Some argue that the innate male tendency to protect women could create distracting tensions in a setting involving life and death decisions. While Stanley recognizes the grounds for this argument, she noted that precautions could be taken in regard to training to avoid such negative consequences.
“I think some of [these concerns] are valid because it’s in males’ natures to protect females,” Stanley said. “It has the potential to be a problem, but if they spend time training together, which they will, I think it will help smooth that over.”
Crews dismissed the argument that males’ natural tendencies could create tension, disapproving of its relevance to the issue at hand.
“I know that some people argue that men don’t like to see women get shot; it’s emotionally distressing for them,” Crews said. “But I honestly don’t think that women should be punished because the men can’t control how they feel.”

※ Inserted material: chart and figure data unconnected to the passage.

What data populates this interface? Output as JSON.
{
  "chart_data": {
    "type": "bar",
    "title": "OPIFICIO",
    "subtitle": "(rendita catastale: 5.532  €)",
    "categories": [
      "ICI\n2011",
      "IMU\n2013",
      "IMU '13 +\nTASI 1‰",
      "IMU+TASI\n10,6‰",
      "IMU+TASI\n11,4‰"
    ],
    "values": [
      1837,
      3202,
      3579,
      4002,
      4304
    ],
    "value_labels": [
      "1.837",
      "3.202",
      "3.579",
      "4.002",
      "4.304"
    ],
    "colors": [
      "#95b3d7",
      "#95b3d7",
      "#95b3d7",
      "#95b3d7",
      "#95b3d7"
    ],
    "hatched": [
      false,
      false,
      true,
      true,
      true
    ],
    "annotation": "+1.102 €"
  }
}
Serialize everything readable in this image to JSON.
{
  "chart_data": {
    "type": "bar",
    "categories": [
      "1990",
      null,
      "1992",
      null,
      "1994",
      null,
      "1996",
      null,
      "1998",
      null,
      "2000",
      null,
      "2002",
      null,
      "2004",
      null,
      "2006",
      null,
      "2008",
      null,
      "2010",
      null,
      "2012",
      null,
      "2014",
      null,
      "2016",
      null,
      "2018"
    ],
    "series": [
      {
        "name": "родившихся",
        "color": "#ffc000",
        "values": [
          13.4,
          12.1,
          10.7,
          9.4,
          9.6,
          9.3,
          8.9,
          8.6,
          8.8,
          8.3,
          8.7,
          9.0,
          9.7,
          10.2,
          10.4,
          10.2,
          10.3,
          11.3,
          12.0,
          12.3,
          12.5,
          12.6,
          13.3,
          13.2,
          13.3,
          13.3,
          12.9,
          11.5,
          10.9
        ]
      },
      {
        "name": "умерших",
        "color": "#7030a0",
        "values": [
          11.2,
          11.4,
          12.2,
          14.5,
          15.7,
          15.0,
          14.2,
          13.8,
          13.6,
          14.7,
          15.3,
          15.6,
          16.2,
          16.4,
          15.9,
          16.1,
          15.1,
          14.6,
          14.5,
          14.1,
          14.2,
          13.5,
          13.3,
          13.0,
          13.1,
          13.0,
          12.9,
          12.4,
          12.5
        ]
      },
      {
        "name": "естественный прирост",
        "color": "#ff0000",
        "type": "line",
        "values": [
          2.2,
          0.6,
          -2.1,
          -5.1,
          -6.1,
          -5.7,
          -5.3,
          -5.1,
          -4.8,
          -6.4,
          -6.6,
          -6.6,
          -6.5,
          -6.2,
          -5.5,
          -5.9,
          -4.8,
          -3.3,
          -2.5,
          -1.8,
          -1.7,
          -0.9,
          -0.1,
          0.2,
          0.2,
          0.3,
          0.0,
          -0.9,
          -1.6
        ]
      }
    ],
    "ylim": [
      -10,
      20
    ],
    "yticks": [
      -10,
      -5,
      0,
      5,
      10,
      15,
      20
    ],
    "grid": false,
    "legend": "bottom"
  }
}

In response to similar projections that natural sexual tension between males and females could potentially decrease combat effectiveness, Stanley applied her experience in an outfit of males and females, saying she finds them as romantically attractive as “brothers” would be.
“Within our outfit – in the entire Corps – you can love your buddies, but you can’t love your buddies,” Stanley said. “That’s literally how we put it. It’s ‘incest’ to date someone in your outfit.”
Stanley noted that her male outfit members gave her the nickname “mom,” – a testament to the platonic relationship she and the males in her outfit maintain. She also continued to point out that natural male and female tensions would be no more common in combat settings than they are in any other workplace, stressing the military’s emphasis on professionalism.
Another matter of contention is physical abilities. Some have questioned females’ abilities to score as high on physical and strength training as those who are currently in combat roles have scored.
Sophomore allied health major Azalea Toney considered the little emphasis that has been put on gender during her time in the Corps of Cadets, and she was encouraged by the impact that Panetta’s decision could potentially have on the widespread perception of womens’ capabilities.
“I think that this not only opens opportunities for things in the future,” Toney said. “This sends a better and more clear message as far as pushing the limits and expectations.”
While Toney said the recent ruling hasn’t necessarily changed her future career goals, she hopes to contract into the Air Force and to one day go to sniper school.